Invested in lyric poetry’s impulse to embody experience precisely, Grossman’s poetry also displays a distrust of its ability to fix feeling accurately. In books like A Harlot’s Hire (1962) and The Woman on the Bridge over the Chicago River (1979), Grossman began to formulate his poetics in poems that were at once narrative and philosophical. Grossman’s The Ether Dome was described by critic William Doreski for the Literary Review as representing “a long devotion to poetry not as a quasi-career but as a way of understanding the world.” Grossman’s later work has also received praise for its continued devotion to exploring the intersections of poetry, philosophy, and autobiography. In the Boston Review, James Longenbach described How to Do Things with Tears (2001) as Grossman’s “wildest creation yet.” The material in this book, Longenbach claimed, could have filled ten books. Though the poems are “stuffed with characters, voices and idioms,” there is a unifying voice, Longenbach wrote, that makes a singular statement: “Poetry is what we do with memories, and remembering is what we do with tears.” In Descartes’ Loneliness (2007), Grossman imaginatively inhabits the figure of Descartes and the precepts of his philosophy, penning letters to Princess Elizabeth. However, the book is also concerned with Grossman’s own family history. As Publisher’s Weekly noted, these more personal lyrics showcase Grossman’s “interest—or better, faith—in poetry’s capacity to perform distinctly human acts of preservation.”

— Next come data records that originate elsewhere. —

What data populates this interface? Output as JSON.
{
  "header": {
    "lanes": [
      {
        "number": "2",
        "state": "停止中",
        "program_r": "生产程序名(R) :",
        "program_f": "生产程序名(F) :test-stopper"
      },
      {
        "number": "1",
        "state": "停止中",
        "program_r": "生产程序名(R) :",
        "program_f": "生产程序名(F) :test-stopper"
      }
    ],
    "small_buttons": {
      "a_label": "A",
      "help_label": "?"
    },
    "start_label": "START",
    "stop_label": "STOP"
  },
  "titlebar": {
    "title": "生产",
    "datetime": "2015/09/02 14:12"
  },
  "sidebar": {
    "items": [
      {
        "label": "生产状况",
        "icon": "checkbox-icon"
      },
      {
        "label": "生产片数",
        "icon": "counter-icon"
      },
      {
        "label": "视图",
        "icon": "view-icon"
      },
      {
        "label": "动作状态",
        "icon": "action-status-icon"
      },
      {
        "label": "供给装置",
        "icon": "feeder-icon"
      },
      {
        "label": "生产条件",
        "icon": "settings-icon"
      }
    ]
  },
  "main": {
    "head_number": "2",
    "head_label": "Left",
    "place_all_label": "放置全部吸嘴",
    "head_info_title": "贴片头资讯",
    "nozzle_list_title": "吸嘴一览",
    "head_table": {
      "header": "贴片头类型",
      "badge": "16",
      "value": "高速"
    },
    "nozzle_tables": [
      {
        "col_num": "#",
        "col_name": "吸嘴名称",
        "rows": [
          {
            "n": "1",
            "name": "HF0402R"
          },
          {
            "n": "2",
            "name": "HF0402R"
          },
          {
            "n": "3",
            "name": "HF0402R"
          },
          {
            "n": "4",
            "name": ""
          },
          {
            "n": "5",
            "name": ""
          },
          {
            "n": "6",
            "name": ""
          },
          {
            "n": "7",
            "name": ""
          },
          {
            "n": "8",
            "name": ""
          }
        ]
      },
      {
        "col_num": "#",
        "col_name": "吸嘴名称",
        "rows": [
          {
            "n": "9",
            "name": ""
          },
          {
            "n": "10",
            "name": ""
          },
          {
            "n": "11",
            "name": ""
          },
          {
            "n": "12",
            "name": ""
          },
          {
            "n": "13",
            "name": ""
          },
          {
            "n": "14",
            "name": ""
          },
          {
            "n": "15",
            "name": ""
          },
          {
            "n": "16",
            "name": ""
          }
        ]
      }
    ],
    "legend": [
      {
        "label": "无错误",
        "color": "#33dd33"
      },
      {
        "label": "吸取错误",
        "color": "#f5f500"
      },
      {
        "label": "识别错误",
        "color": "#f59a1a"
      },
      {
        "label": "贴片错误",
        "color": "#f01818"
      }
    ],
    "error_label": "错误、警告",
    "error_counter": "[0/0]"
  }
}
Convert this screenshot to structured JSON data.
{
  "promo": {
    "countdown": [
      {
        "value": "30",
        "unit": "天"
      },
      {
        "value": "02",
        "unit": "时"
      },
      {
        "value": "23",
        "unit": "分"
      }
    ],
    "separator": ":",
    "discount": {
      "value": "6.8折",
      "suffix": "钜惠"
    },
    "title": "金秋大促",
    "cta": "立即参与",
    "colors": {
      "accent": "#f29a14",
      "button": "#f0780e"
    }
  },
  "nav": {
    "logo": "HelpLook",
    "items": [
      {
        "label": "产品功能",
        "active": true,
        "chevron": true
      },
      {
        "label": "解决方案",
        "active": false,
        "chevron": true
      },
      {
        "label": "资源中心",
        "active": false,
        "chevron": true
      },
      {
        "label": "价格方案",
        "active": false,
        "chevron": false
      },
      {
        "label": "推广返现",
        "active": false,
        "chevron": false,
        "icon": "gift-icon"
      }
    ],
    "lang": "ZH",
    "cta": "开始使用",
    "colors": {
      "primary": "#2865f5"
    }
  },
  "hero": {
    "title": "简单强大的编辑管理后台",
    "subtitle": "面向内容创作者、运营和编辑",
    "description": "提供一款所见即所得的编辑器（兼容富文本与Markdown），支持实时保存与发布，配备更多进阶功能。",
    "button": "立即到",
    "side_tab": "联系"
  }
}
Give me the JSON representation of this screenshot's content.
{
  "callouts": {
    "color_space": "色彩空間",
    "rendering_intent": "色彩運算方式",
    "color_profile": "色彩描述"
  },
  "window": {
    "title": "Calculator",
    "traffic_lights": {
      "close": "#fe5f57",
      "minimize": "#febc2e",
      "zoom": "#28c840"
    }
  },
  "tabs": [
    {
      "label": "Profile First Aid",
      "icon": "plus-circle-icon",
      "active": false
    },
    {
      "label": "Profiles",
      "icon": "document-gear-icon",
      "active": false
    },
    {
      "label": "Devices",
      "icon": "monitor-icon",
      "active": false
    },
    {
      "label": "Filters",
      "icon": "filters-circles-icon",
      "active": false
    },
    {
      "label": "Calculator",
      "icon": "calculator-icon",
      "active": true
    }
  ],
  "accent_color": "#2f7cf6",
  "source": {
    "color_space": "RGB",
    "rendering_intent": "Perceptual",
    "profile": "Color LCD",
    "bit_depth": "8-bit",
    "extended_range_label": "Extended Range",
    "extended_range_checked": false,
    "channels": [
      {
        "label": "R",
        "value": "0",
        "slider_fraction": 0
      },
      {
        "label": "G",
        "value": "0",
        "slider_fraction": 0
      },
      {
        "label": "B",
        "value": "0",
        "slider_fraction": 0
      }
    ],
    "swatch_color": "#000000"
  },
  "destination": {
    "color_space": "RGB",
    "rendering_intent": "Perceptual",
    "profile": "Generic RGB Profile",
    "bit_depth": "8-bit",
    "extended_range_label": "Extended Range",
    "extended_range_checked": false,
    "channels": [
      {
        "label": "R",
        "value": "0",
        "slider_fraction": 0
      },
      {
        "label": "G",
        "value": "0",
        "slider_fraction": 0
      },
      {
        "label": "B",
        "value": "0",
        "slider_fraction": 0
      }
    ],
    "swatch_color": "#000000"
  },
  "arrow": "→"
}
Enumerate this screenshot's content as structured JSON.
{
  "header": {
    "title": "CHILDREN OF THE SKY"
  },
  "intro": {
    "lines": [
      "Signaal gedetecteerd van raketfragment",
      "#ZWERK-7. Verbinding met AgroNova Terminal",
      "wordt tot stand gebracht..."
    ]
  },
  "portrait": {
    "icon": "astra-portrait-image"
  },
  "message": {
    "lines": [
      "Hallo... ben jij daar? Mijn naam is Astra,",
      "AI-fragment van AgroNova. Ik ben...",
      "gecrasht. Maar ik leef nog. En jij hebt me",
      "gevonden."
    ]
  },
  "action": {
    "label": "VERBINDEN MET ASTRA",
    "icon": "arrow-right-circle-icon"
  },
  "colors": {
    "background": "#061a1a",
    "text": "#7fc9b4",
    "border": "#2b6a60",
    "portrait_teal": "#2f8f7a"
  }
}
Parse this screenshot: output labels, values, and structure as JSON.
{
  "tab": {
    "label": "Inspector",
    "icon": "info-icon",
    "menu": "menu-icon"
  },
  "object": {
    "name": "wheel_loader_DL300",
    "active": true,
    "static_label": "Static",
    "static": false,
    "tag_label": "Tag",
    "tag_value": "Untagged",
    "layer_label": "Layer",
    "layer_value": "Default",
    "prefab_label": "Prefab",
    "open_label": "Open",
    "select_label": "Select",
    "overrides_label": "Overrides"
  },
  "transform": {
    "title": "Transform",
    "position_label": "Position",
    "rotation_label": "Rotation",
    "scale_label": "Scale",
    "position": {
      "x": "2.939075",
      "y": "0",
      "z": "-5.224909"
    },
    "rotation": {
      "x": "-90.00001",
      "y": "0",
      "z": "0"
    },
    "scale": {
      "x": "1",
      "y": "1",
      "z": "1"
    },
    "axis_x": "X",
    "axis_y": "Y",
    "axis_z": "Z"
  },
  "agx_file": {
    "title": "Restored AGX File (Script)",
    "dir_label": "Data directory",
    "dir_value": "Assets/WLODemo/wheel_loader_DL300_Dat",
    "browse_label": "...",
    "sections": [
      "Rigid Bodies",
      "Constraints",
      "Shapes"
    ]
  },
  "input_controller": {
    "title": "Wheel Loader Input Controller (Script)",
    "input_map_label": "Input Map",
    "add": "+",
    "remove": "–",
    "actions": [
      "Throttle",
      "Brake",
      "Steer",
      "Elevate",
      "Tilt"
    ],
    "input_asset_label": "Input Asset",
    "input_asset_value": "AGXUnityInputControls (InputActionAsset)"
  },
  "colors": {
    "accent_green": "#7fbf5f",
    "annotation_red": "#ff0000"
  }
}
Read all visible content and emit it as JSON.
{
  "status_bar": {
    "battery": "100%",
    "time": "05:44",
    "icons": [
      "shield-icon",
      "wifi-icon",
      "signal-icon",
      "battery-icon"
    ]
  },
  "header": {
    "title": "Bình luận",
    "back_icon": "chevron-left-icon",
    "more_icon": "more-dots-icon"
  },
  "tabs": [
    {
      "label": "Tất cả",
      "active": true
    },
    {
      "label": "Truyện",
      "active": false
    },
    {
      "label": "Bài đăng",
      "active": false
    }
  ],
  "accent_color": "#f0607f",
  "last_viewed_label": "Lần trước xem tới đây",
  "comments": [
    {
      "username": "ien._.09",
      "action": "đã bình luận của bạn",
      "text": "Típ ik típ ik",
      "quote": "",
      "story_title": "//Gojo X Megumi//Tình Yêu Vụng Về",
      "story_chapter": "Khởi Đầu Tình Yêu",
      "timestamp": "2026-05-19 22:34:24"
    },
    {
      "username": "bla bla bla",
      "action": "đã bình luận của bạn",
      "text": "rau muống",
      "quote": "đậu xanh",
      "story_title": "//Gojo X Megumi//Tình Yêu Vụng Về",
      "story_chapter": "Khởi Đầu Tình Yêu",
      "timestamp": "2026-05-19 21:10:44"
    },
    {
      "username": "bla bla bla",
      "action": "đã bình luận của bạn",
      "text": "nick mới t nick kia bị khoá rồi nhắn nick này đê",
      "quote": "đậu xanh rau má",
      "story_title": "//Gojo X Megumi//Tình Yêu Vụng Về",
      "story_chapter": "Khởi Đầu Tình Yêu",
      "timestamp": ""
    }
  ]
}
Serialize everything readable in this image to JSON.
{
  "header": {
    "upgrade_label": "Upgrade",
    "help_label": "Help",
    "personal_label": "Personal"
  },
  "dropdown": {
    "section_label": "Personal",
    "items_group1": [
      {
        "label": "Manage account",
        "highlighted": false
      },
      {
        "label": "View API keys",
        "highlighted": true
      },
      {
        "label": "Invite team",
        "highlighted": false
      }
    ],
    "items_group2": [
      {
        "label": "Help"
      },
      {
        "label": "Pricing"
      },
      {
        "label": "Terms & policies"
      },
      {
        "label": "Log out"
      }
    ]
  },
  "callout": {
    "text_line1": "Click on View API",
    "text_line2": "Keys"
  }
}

Critic Geoffrey Hartman wrote, ”Grossman’s poems, a continuous act of confrontation, brave comparison with verses that today are sacred as verse, untouchable in their strength.” Scholar Robert Fitzgerald added, “The reader who takes up these poems will appreciate at once the altogether distinctive beauty of lines and phrases … falling as unlaboredly on the page as light falls through a framing window on a wall. The prosodic or musical achievement is itself a rare one amid the poetries of the time, and like most fine art comes of long study and the intense exercise of choice.”
Grossman died in Chelsea, Massachusetts in 2014.